Actress Amy Huberman has opened up about her beloved father’s illness – saying she feels like it has “robbed” him of time with his grandchildren.
Her father Harold was diagnosed with Parkinson's and now he lives in the care of a nursing home.
Amy opened up about father’s illness – saying she feels like his ill health has robbed him of time with his grandkids and how not being able to see him during lockdown separated her loving family unit.
The mum-of-three said: “The one thing that has kind of affected me the most in the last few years is my dad’s illness and his ill health and again because he has been such a huge – like every parent – a huge part of my life and a real foundation of me as a person.
“He was diagnosed with Parkinson’s probably nine years ago at this stage and he’s had really bad health over the last two years, which has been really sh*t because of Covid. He is in full time care at the moment. I haven’t been able to see him a huge amount, but we can now but that’s been really hard.
“It has separated my family unit. Because it had to. It’s been a real slow drawn-out process where his ill health has robbed him of time at this particular time with his grandkids. So that has been my no laughing matter.
“I’ve had this luxury time with my kids and my husband and that has been lovely, but the flipside is of being robbed of time with them when I feel like there isn’t endless time left. So that has been really, really hard and I get so emotional about it,” she told Doireann Garrihy on the Laughs of Your Life podcast.
The author admitted she doesn’t know whether it is better to deal with the inevitability of his illness now or later - but she said her father is still “a messer” and makes everyone laugh in the care home.

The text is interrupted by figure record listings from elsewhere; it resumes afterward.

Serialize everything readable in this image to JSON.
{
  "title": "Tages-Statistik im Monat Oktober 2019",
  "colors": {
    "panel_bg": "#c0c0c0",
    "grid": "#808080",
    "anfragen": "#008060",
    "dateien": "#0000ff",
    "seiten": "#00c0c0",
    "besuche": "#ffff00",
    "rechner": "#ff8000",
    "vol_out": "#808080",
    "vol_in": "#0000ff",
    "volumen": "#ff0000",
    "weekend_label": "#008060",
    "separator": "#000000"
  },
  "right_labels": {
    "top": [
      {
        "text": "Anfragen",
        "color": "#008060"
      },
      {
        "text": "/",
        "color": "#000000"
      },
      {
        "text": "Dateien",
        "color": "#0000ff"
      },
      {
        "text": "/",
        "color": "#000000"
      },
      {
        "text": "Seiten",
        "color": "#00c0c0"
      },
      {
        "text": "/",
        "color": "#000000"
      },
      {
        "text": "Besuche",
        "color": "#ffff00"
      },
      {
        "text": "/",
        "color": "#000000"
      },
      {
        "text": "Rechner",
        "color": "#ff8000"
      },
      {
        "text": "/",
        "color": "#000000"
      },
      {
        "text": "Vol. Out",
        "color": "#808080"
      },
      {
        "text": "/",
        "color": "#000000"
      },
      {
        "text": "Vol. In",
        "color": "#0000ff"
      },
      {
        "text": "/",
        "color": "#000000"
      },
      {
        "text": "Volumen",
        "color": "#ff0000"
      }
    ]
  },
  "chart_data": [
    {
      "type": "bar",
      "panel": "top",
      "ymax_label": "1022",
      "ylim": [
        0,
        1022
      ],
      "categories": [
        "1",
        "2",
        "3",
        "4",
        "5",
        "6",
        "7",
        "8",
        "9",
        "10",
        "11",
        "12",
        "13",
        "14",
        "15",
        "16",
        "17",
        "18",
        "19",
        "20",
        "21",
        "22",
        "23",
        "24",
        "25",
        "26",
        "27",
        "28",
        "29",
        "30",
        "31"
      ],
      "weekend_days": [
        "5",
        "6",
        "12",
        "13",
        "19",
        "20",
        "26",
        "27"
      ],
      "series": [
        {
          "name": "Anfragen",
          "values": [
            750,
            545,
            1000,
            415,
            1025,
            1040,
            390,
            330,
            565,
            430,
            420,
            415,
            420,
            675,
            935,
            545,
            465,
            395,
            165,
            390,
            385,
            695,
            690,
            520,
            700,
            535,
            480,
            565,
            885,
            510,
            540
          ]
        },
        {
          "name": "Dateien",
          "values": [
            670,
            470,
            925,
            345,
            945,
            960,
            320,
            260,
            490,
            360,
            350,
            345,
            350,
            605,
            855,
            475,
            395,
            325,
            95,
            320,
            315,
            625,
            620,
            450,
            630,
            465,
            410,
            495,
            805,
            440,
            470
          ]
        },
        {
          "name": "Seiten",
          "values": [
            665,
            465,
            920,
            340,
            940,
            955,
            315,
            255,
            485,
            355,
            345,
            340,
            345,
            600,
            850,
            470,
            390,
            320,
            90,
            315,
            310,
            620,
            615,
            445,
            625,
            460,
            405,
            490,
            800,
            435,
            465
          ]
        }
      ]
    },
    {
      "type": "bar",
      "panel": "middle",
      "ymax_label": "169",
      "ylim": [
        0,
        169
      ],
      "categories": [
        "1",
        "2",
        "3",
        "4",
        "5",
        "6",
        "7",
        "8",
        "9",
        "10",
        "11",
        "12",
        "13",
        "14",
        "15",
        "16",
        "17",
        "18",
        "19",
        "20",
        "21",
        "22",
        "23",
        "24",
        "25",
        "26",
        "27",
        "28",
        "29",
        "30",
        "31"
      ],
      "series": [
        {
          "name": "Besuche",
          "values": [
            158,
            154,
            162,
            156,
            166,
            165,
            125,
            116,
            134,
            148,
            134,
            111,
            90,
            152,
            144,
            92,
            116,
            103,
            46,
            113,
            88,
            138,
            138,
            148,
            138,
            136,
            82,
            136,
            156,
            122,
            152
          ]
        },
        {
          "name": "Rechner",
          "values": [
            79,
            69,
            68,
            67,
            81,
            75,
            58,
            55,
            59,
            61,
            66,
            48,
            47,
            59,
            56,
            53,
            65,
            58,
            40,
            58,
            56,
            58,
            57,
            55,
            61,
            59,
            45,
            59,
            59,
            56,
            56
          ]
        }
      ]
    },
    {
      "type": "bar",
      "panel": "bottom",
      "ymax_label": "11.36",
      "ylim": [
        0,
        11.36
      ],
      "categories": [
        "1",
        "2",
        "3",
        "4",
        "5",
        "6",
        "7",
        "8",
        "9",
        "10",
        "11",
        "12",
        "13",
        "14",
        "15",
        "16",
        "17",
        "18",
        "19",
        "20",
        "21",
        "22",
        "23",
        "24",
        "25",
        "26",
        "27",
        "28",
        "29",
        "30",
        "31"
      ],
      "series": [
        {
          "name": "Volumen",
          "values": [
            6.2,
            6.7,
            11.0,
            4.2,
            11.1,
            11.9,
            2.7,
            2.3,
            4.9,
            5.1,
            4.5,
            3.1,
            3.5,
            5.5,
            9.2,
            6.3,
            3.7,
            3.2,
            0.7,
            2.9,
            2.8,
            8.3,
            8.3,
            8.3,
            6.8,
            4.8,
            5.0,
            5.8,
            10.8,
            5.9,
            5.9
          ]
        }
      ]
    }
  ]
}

“I feel like me dealing with his illness to come is in the post, I know it’s there and I don’t know which is better – you deal with it, and it is not a shock and that is sh*t because it’s infiltrating your time. The fact that he is still here. He’s still the messer in there. He’s confined to a wheelchair and his movement is restricted.
“He still makes everybody laugh up there. Even in my dad’s ill health, he still has this gorgeous sense of humour. Even now with all the gags, he still says them. Sometimes he gets confused about stuff but my dad wants to laugh.”